My head got better and I started focusing on the work which I was doing. When you have a dream where you can’t see the head or tail but you are rest assured that you will be guided in your entire journey is not a joke. There are times when you start doubting your own self and the work which you are putting. Yes, it is very true that I don’t work all the time but when I am into something I am there 100%. My left leg had swollen to the extent that I could not walk and it pained a lot but still, I sat for 1 Hour of meditation and half an hour of yoga because that is my commitment. I can’t lose momentum and I have to in spite of all the odds. I had written 8 points in that write-up of mine. I read all of them and then again I thought of just revisiting the same written text message and was astonished to find out that there were few parts that were missing. Now the biggest question is where did some part of the text message go? I wrote it in blue ink pen so it could not be erased and it could not evaporate. How could I read something which was not written by me but existed at the moment when I needed an answer to the question which was in my head.

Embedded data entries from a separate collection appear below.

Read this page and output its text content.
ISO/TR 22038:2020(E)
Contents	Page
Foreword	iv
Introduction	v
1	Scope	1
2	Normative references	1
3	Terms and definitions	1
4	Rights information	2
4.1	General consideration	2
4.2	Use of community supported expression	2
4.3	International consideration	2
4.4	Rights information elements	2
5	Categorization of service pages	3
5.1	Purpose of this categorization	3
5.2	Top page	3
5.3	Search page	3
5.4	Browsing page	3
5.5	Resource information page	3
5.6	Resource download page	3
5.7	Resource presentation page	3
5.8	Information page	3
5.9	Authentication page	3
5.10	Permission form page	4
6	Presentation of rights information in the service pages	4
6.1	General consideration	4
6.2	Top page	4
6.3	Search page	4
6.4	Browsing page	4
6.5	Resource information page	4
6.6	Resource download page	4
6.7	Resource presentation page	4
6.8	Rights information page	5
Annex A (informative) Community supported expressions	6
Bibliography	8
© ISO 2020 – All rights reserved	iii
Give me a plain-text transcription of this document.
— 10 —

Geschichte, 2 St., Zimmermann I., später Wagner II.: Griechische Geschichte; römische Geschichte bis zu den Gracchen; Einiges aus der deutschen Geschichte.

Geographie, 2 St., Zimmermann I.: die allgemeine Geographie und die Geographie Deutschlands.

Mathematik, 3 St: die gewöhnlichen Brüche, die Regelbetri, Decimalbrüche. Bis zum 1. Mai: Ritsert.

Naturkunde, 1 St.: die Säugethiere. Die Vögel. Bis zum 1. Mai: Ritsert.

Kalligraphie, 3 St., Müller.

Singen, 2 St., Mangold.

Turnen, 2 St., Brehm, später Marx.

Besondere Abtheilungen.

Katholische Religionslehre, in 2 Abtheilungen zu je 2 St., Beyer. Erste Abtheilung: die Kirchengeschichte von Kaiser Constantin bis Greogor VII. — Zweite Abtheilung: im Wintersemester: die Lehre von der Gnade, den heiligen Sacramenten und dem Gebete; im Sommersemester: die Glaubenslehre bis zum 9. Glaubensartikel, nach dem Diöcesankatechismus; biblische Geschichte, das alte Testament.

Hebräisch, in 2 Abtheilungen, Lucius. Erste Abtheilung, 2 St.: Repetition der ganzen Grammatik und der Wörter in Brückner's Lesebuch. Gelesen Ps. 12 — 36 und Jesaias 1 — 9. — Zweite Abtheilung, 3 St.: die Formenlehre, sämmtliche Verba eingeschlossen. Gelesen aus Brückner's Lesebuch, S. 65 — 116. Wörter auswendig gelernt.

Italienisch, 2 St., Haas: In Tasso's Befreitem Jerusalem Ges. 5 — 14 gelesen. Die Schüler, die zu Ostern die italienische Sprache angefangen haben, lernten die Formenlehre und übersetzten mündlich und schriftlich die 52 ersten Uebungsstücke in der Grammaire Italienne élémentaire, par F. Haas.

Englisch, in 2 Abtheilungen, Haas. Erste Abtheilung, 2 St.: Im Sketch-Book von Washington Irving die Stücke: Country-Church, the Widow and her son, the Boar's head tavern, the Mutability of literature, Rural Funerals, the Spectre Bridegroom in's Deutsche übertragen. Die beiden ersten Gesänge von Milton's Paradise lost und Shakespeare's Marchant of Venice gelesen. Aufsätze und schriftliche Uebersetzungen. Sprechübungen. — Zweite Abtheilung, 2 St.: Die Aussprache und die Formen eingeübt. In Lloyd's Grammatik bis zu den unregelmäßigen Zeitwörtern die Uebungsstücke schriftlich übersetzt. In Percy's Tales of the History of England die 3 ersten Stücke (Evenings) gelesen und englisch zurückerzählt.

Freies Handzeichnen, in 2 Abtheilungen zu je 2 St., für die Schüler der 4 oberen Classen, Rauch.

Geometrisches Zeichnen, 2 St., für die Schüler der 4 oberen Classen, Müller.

I really don’t know how I should interpret that incident. Was I hallucinating, daydreaming, or just fell asleep while reading it and the thoughts were planted in my head by the universe. The best part is it happened the day before yesterday. My life has changed a lot and that is the only reason I face few doubts but the universe just gives one message “Self Belief is the secret to success Sweetheart”. Such incidences happened with me at the time when I was doing Mantra meditation in the year 2017 on “Swayamvara Parvathi Mantra”. While I was chanting the mantra I could see texts appear in my notebook and then disappear after some time. I even saw an image of God which appeared then disappeared in front of me. Similar incidences happened with me in the past but one that happened this time was mind-blowing. The universe wants me to get clear-headed and just move ahead in spite of all odds and self-doubt. I don’t know what next but I do what is needed. My new energy upgrade does create lots of health problems for me but I know once my energies are balanced I will be ok and fine.
When you are the chosen one the universe will communicate with you much more often than usual and in those moments you don’t have time for self-doubt you have to just show up. I don’t have any idea of so many things and my dad says this girl lives in a fantasy world. I just know one thing. The harsh truths and realities which is meant for me will come in front of me while the rest will be handled by the “Man who changed my life for a lifetime” and there is a very big reason behind it i.e his promise to be a part of my world till I am here on this planet. I have always lived my life like a princess. Happy with everything and never jealous of anyone who had more than me. I knew I will get what I deserve at the right time and I always worked for everything which I wanted. A lot of things cannot be explained by my head and I feel every message which is meant for me will not escape my eyes.
I am a very committed and simple person. I have seen things that were placed in my path just for conveying the message and when the work was done those things did not catch my attention. Similar patterns keep repeating themselves. Don’t get too serious about life because something which is meant for you will never pass your life but it will be in your life the way it is meant to be by the universe. Raise your frequency to the point that everything which is meant for you is attracted in your life. Keep working for everything because you should always play your best role so that when you sleep in your death bed for eternity never to be reborn again on this earth you are at peace that you made the “ Man who changed your life for a lifetime” proud.
Those invisible texts are still not there in my notebook and I know it appeared there for a reason and disappeared because the message was delivered.